Speaker Series Fa2021

Sep. 28th, Prof. Bing Zhou

Theoretical Nuclear Physics

Title: High energy Research Project on the ATLAS experiment

Abstract: I will introduce today's high energy physics research programs and the ATLAS experiment at the Large Hadron Collider.

The research topics and activities at the Univ. of Michigan will be presented.

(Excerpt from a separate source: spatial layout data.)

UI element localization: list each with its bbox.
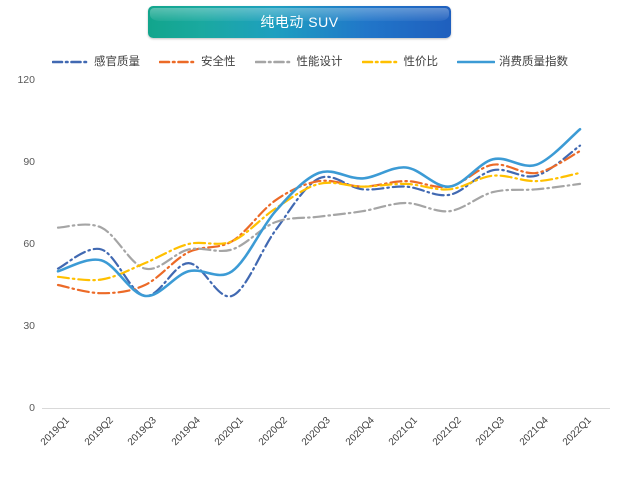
legend-item-4[interactable]: 消费质量指数: [457, 53, 568, 69]
legend-label: 消费质量指数: [499, 56, 568, 68]
legend-label: 性价比: [403, 56, 439, 68]
chart-title-banner: 纯电动 SUV: [148, 6, 451, 38]
legend-item-2[interactable]: 性能设计: [254, 53, 343, 69]
page-title: 纯电动 SUV: [260, 14, 339, 30]
legend-label: 安全性: [201, 56, 236, 68]
series-line-2: [56, 182, 582, 271]
legend-swatch-icon: [254, 60, 293, 63]
legend-item-0[interactable]: 感官质量: [52, 53, 140, 69]
y-axis-tick-1: 30: [23, 320, 35, 332]
y-axis-tick-2: 60: [23, 238, 35, 250]
series-line-4: [56, 127, 582, 298]
y-axis-tick-3: 90: [23, 156, 35, 168]
legend-label: 感官质量: [94, 56, 140, 68]
legend-swatch-icon: [159, 60, 197, 63]
series-line-0: [56, 144, 582, 298]
series-line-1: [56, 150, 582, 295]
chart-legend: 感官质量 安全性 性能设计 性价比 消费质量指数: [0, 53, 620, 69]
legend-swatch-icon: [457, 60, 495, 63]
y-axis-tick-0: 0: [29, 402, 35, 414]
legend-item-3[interactable]: 性价比: [361, 53, 439, 69]
legend-swatch-icon: [361, 60, 400, 63]
series-line-3: [56, 171, 582, 282]
legend-label: 性能设计: [296, 56, 343, 68]
legend-item-1[interactable]: 安全性: [159, 53, 236, 69]
x-axis-line: [42, 408, 610, 409]
legend-swatch-icon: [52, 60, 90, 63]
y-axis-tick-4: 120: [17, 74, 35, 86]
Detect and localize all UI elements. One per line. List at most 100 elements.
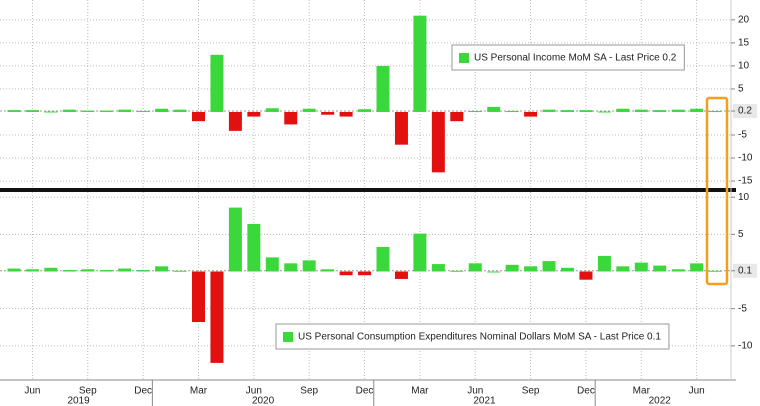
legend-label: US Personal Consumption Expenditures Nom… [298,332,661,343]
year-label: 2020 [252,396,275,406]
bar [690,263,704,272]
bar [155,266,169,272]
bar [228,111,242,131]
x-tick-label: Sep [522,386,540,397]
bar [265,257,279,272]
bar [561,110,574,112]
bar [44,111,58,113]
x-tick-label: Dec [356,386,374,397]
bar [118,268,132,272]
x-tick-label: Mar [411,386,429,397]
y-tick-label: -5 [738,130,747,141]
bar [210,271,224,363]
bar [302,260,316,272]
bar [671,269,685,272]
bar [376,246,390,272]
y-tick-label: 0.2 [738,106,752,117]
bar [136,270,150,272]
legend: US Personal Income MoM SA - Last Price 0… [451,44,685,71]
bar [413,233,427,272]
bar [487,106,501,112]
y-tick-label: 20 [738,14,750,25]
bar [579,271,593,280]
legend: US Personal Consumption Expenditures Nom… [275,323,670,350]
x-tick-label: Jun [246,386,262,397]
bar [690,108,704,112]
y-tick-label: -5 [738,303,747,314]
legend-swatch [283,332,293,342]
bar [321,269,335,272]
last-price-tag [733,104,757,119]
bar [394,271,408,279]
bar [81,269,95,272]
bar [708,270,722,272]
bar [579,110,593,112]
legend-label: US Personal Income MoM SA - Last Price 0… [474,53,677,64]
x-tick-label: Mar [633,386,651,397]
bar [44,267,58,272]
bar [671,109,685,112]
bar [339,111,353,117]
bar [708,111,722,113]
bar [173,109,187,112]
bar [228,207,242,272]
x-tick-label: Dec [134,386,152,397]
bar [524,266,538,272]
bar [284,111,298,125]
legend-box [451,44,685,71]
bar [99,270,113,272]
bar [468,111,482,113]
bar [321,111,335,115]
bar [487,271,501,273]
bar [247,223,261,272]
bar [597,111,611,113]
bar [653,110,667,112]
bar [431,111,445,173]
bar [155,108,169,112]
x-tick-label: Jun [689,386,705,397]
bar [25,110,39,112]
y-tick-label: -10 [738,153,753,164]
bar [99,110,113,112]
bar [284,263,298,272]
legend-swatch [459,53,469,63]
bar [192,111,205,122]
bar [653,265,667,272]
bar [210,54,224,112]
bar [616,266,630,272]
bar [616,108,630,112]
bar [192,271,205,323]
bar [358,271,372,276]
bar [542,109,556,112]
bar [561,267,574,272]
bar [302,108,316,112]
bar [339,271,353,276]
bar [450,270,464,272]
bar [118,109,132,112]
bar [173,270,187,272]
bar [431,264,445,272]
x-tick-label: Mar [190,386,208,397]
bar [413,15,427,112]
year-label: 2022 [649,396,672,406]
y-tick-label: 10 [738,192,750,203]
bar [468,263,482,272]
y-tick-label: 0.1 [738,265,752,276]
x-tick-label: Jun [24,386,40,397]
bar [7,110,21,112]
year-label: 2019 [67,396,90,406]
bar [265,108,279,112]
x-tick-label: Sep [300,386,318,397]
bar [450,111,464,122]
y-tick-label: 5 [738,229,744,240]
y-tick-label: 5 [738,84,744,95]
bar [247,111,261,117]
year-label: 2021 [473,396,496,406]
bar [376,65,390,112]
y-tick-label: 10 [738,61,750,72]
bar [524,111,538,117]
bar [358,109,372,112]
bar [394,111,408,145]
last-price-tag [733,263,757,278]
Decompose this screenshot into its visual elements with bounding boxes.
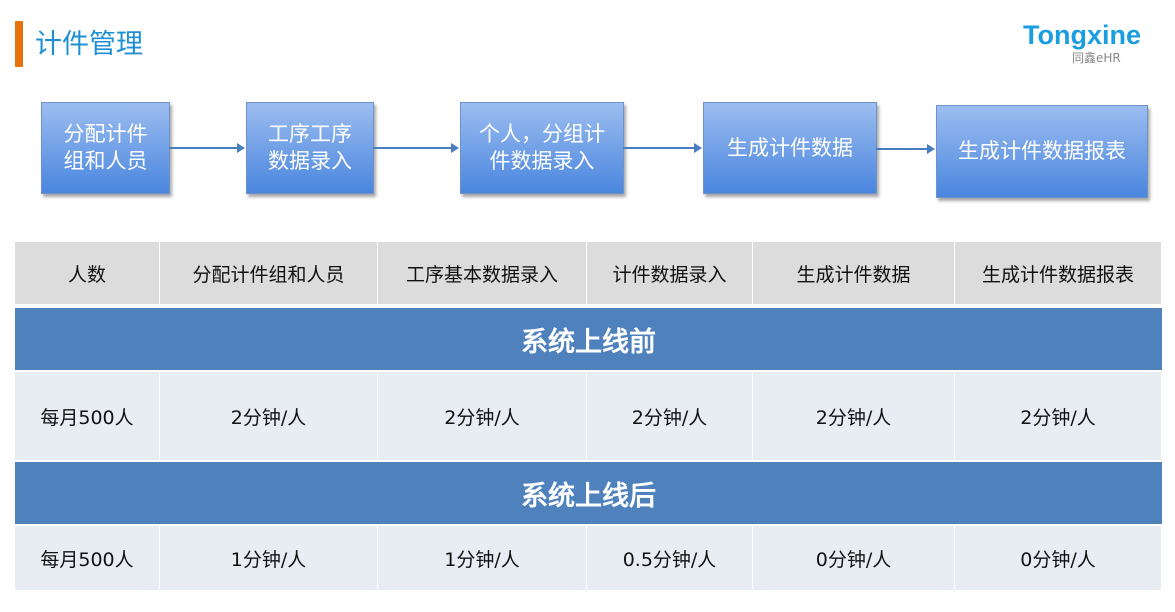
flow-step-text: 个人，分组计 xyxy=(479,122,605,146)
cell: 0分钟/人 xyxy=(753,526,955,590)
cell: 0分钟/人 xyxy=(955,526,1162,590)
flow-arrow xyxy=(169,143,245,153)
flow-arrow xyxy=(876,144,935,154)
section-band-before: 系统上线前 xyxy=(15,308,1162,370)
flow-step-1: 分配计件 组和人员 xyxy=(41,102,170,194)
cell: 2分钟/人 xyxy=(160,372,378,460)
flow-step-text: 生成计件数据 xyxy=(727,135,853,160)
flow-step-5: 生成计件数据报表 xyxy=(936,105,1148,198)
logo-wordmark: Tongxine xyxy=(1023,20,1141,50)
flow-arrow xyxy=(623,143,702,153)
col-header: 分配计件组和人员 xyxy=(160,242,378,304)
cell: 1分钟/人 xyxy=(160,526,378,590)
logo: Tongxine 同鑫eHR xyxy=(1012,20,1152,66)
flow-step-text: 生成计件数据报表 xyxy=(958,139,1126,163)
cell: 0.5分钟/人 xyxy=(587,526,753,590)
flow-step-text: 数据录入 xyxy=(268,149,352,173)
col-header: 计件数据录入 xyxy=(587,242,753,304)
cell: 2分钟/人 xyxy=(378,372,587,460)
col-header: 生成计件数据报表 xyxy=(955,242,1162,304)
flow-arrow xyxy=(373,143,459,153)
cell: 2分钟/人 xyxy=(955,372,1162,460)
flow-step-text: 工序工序 xyxy=(268,122,352,146)
flow-step-text: 件数据录入 xyxy=(489,149,595,173)
flow-step-3: 个人，分组计 件数据录入 xyxy=(460,102,624,194)
section-band-after: 系统上线后 xyxy=(15,462,1162,524)
cell: 1分钟/人 xyxy=(378,526,587,590)
cell: 每月500人 xyxy=(15,372,160,460)
cell: 每月500人 xyxy=(15,526,160,590)
flow-step-text: 组和人员 xyxy=(63,149,148,173)
flow-step-2: 工序工序 数据录入 xyxy=(246,102,374,194)
cell: 2分钟/人 xyxy=(587,372,753,460)
table-row: 每月500人 1分钟/人 1分钟/人 0.5分钟/人 0分钟/人 0分钟/人 xyxy=(15,526,1162,590)
title-accent-bar xyxy=(15,21,23,67)
flow-step-text: 分配计件 xyxy=(63,122,148,146)
table-row: 每月500人 2分钟/人 2分钟/人 2分钟/人 2分钟/人 2分钟/人 xyxy=(15,372,1162,460)
page-title: 计件管理 xyxy=(35,29,143,60)
flow-step-4: 生成计件数据 xyxy=(703,102,877,194)
col-header: 人数 xyxy=(15,242,160,304)
col-header: 生成计件数据 xyxy=(753,242,955,304)
logo-sub: 同鑫eHR xyxy=(1072,51,1121,65)
table-header: 人数 分配计件组和人员 工序基本数据录入 计件数据录入 生成计件数据 生成计件数… xyxy=(15,242,1162,304)
col-header: 工序基本数据录入 xyxy=(378,242,587,304)
cell: 2分钟/人 xyxy=(753,372,955,460)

Oct. 26th, Prof. Jennifer Ogilvie

Ultrafast Optics and Spectroscopy

Title: Shedding New Light on Photosynthetic Systems Using Multidimensional Spectroscopies

Abstract: The primary events of photosynthesis occur on ultrafast timescales with high quantum efficiency. Elucidating the design principles of photosynthetic systems remains an outstanding challenge that has the potential to impact our design of artificial light-harvesting materials. I will discuss how coherent multidimensional spectroscopy can address open questions about photosynthetic systems and describe our recent progress in developing and using these tools to probe the mechanisms of ultrafast energy conversion in natural and artificial photosynthetic systems.

Nov. 11th, Andrew Dotson

Theoretical Nuclear Physics

Title: The D-Term: Pressure To Find The Last Item On The Checklist

Abstract: The D-term is an interesting property of matter that has received a comparatively small amount of research dedicated to it compared to other global properties such as mass and spin. We discuss its potential connection to pressure and shear force distributions inside the nucleon and provide a possible means of extracting this form factor both theoretically and experimentally. We also provide a model calculation of both the A-term and D-term in ϕ3 theory, which required the modification of the energy-momentum tensor from its canonical definition to a renormalized "Improved" energy-momentum tensor.

Dec. 1st, Prof. Joshua Spitz

Experimental Neutrino Physics

Title: Neutrino Physics

Abstract: Some fundamental questions he seeks to answer through this research are:

  1. Are matter neutrinos different from antimatter neutrinos?

  2. How many neutrinos are there?

  3. What is the nature of the neutrino-matter interaction?

  4. How does the neutrino acquire mass?